Optimizers¶

Common interfaces¶

class AbstractLearningRateScheduler¶: Base type for all learning rate scheduler.

class OptimizationState¶

curr_epoch¶: The current epoch count. Epoch 0 means no training yet, during the first pass through the data, the epoch will be 1; during the second pass, the epoch count will be 1, and so on.

curr_batch¶: The current mini-batch count. The batch count is reset during every epoch. The batch count 0 means the beginning of each epoch, with no mini-batch seen yet. During the first mini-batch, the mini-batch count will be 1.

curr_iter¶: The current iteration count. One iteration corresponds to one mini-batch, but unlike the mini-batch count, the iteration count does not reset in each epoch. So it track the total number of mini-batches seen so far.

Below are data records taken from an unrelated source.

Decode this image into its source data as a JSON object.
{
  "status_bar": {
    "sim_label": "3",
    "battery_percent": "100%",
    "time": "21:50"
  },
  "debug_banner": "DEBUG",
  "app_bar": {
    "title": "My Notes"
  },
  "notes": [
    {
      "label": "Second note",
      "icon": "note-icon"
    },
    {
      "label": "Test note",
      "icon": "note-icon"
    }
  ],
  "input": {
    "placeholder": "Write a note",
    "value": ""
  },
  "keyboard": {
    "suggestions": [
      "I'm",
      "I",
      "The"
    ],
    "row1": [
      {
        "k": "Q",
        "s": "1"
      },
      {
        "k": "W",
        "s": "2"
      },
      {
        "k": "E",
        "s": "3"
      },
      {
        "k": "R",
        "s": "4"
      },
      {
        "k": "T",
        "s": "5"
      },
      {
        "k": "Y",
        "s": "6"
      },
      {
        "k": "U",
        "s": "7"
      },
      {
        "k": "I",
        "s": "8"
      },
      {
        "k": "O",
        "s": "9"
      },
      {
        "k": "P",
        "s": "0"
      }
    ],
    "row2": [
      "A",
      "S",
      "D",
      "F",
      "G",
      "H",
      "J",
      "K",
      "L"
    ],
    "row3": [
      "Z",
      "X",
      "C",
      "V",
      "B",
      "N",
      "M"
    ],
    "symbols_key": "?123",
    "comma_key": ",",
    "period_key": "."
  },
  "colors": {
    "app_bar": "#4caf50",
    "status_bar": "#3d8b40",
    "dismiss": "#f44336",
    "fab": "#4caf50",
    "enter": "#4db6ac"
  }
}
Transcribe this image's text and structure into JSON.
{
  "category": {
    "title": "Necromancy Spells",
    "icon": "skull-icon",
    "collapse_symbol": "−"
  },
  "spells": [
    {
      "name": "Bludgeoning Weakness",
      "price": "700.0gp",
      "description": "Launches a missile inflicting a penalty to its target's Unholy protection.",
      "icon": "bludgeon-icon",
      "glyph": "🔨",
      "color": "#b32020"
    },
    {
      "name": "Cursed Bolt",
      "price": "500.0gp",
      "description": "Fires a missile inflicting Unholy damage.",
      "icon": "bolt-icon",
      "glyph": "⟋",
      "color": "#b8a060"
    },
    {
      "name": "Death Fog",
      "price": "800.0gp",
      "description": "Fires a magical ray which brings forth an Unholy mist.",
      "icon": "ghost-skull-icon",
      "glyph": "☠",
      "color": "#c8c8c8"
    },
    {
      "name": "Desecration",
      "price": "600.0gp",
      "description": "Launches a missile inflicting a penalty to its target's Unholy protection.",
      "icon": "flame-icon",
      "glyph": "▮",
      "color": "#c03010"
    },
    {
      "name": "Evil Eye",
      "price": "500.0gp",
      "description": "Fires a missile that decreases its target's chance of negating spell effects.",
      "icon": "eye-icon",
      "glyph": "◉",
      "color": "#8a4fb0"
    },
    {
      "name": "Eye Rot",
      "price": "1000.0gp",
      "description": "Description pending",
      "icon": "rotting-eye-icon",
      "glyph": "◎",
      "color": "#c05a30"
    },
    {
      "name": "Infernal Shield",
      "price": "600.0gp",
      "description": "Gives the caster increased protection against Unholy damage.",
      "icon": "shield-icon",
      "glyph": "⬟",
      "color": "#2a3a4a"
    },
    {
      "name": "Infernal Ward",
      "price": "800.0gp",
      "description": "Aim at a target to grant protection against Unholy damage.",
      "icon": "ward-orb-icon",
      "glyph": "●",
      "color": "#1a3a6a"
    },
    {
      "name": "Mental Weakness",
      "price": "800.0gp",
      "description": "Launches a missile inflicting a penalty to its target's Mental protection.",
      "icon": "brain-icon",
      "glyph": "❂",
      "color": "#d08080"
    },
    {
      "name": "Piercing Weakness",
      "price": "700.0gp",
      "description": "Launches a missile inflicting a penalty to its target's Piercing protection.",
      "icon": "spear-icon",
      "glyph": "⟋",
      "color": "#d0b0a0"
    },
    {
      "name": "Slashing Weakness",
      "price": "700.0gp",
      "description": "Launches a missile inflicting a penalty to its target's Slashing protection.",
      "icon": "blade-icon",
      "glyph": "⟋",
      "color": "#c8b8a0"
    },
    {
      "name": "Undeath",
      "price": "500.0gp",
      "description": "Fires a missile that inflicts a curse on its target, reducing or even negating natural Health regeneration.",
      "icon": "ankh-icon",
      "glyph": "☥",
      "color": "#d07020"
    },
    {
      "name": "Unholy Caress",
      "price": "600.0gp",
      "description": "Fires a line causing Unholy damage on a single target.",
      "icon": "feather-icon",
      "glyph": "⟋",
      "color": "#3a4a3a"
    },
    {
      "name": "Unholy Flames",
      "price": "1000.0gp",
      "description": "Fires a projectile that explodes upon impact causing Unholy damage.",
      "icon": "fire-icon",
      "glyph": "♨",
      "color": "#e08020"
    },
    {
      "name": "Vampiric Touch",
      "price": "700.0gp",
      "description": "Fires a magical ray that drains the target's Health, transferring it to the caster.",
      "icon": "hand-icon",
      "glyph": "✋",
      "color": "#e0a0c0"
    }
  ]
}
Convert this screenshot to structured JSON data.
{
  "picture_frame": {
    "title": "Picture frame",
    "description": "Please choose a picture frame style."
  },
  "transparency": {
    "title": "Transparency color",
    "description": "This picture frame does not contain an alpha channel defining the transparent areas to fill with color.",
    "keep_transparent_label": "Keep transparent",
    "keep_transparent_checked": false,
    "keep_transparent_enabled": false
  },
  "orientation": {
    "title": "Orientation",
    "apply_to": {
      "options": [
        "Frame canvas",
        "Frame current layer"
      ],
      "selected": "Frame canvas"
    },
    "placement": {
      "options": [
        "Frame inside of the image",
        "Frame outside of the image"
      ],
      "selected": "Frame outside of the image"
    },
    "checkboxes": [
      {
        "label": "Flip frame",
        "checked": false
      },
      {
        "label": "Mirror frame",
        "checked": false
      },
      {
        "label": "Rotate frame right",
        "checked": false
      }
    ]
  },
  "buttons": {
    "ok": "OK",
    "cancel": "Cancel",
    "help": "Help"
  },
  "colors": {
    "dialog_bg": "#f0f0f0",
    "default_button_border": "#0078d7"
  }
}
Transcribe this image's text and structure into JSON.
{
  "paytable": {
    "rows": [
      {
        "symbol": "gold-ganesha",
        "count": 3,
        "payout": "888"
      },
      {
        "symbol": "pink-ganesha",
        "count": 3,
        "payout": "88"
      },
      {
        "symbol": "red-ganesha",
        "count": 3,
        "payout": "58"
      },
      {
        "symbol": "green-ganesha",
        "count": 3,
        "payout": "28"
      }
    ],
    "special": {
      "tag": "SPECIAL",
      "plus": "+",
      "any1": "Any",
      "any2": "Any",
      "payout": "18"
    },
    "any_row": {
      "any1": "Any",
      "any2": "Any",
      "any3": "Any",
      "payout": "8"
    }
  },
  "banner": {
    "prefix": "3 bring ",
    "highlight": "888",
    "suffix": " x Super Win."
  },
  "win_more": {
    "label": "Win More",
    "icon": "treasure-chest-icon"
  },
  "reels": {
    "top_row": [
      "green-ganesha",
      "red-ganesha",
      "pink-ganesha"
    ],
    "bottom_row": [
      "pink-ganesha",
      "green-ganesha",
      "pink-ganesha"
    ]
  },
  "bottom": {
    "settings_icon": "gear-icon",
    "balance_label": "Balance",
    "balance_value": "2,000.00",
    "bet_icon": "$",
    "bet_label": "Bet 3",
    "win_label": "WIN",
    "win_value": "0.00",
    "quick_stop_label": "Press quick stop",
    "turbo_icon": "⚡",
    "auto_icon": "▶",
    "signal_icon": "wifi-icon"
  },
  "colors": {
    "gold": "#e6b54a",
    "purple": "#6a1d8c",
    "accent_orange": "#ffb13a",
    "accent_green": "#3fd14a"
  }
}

get_learning_rate(scheduler, state)¶

Parameters:	scheduler (AbstractLearningRateScheduler) – a learning rate scheduler. state (OptimizationState) – the current state about epoch, mini-batch and iteration count.
Returns:	the current learning rate.

class LearningRate.Fixed¶: Fixed learning rate scheduler always return the same learning rate.

class LearningRate.Exp¶: \(\eta_t = \eta_0\gamma^t\). Here \(t\) is the epoch count, or the iteration count if decay_on_iteration is set to true.

class LearningRate.Inv¶: \(\eta_t = \eta_0 * (1 + \gamma * t)^(-power)\). Here \(t\) is the epoch count, or the iteration count if decay_on_iteration is set to true.

get_momentum(scheduler, state)¶

Parameters:	scheduler (AbstractMomentumScheduler) – the momentum scheduler. state (OptimizationState) – the state about current epoch, mini-batch and iteration count.
Returns:	the current momentum.

class Momentum.Null¶: The null momentum scheduler always returns 0 for momentum. It is also used to explicitly indicate momentum should not be used.

class Momentum.Fixed¶: Fixed momentum scheduler always returns the same value.

get_updater(optimizer)¶

Parameters:	optimizer (AbstractOptimizer) – the underlying optimizer.

A utility function to create an updater function, that uses its closure to store all the states needed for each weights.

normalized_gradient(opts, state, grad)¶

Parameters:	opts (AbstractOptimizerOptions) – options for the optimizer, should contain the field `grad_scale`, `grad_clip` and `weight_decay`. state (OptimizationState) – the current optimization state. weight (NDArray) – the trainable weights. grad (NDArray) – the original gradient of the weights.

Get the properly normalized gradient (re-scaled and clipped if necessary).

class SGD¶

Stochastic gradient descent optimizer.

SGD(; kwargs...)¶

Parameters:

lr (Real) – default 0.01, learning rate.
lr_scheduler (AbstractLearningRateScheduler) – default nothing, a dynamic learning rate scheduler. If set, will overwrite the lr parameter.
momentum (Real) – default 0.0, the momentum.
momentum_scheduler (AbstractMomentumScheduler) – default nothing, a dynamic momentum scheduler. If set, will overwrite the momentum parameter.
grad_clip (Real) – default 0, if positive, will clip the gradient into the bounded range [-grad_clip, grad_clip].
weight_decay (Real) – default 0.0001, weight decay is equivalent to adding a global l2 regularizer to the parameters.

class ADAM¶

The solver described in Diederik Kingma, Jimmy Ba: Adam: A Method for Stochastic Optimization. arXiv:1412.6980 [cs.LG].

ADAM(; kwargs...)¶

Parameters:

lr (Real) – default 0.001, learning rate.
lr_scheduler (AbstractLearningRateScheduler) – default nothing, a dynamic learning rate scheduler. If set, will overwrite the lr parameter.
beta1 (Real) – default 0.9.
beta2 (Real) – default 0.999.
epsilon (Real) – default 1e-8.
grad_clip (Real) – default 0, if positive, will clip the gradient into the range [-grad_clip, grad_clip].
weight_decay (Real) – default 0.00001, weight decay is equivalent to adding a global l2 regularizer for all the parameters.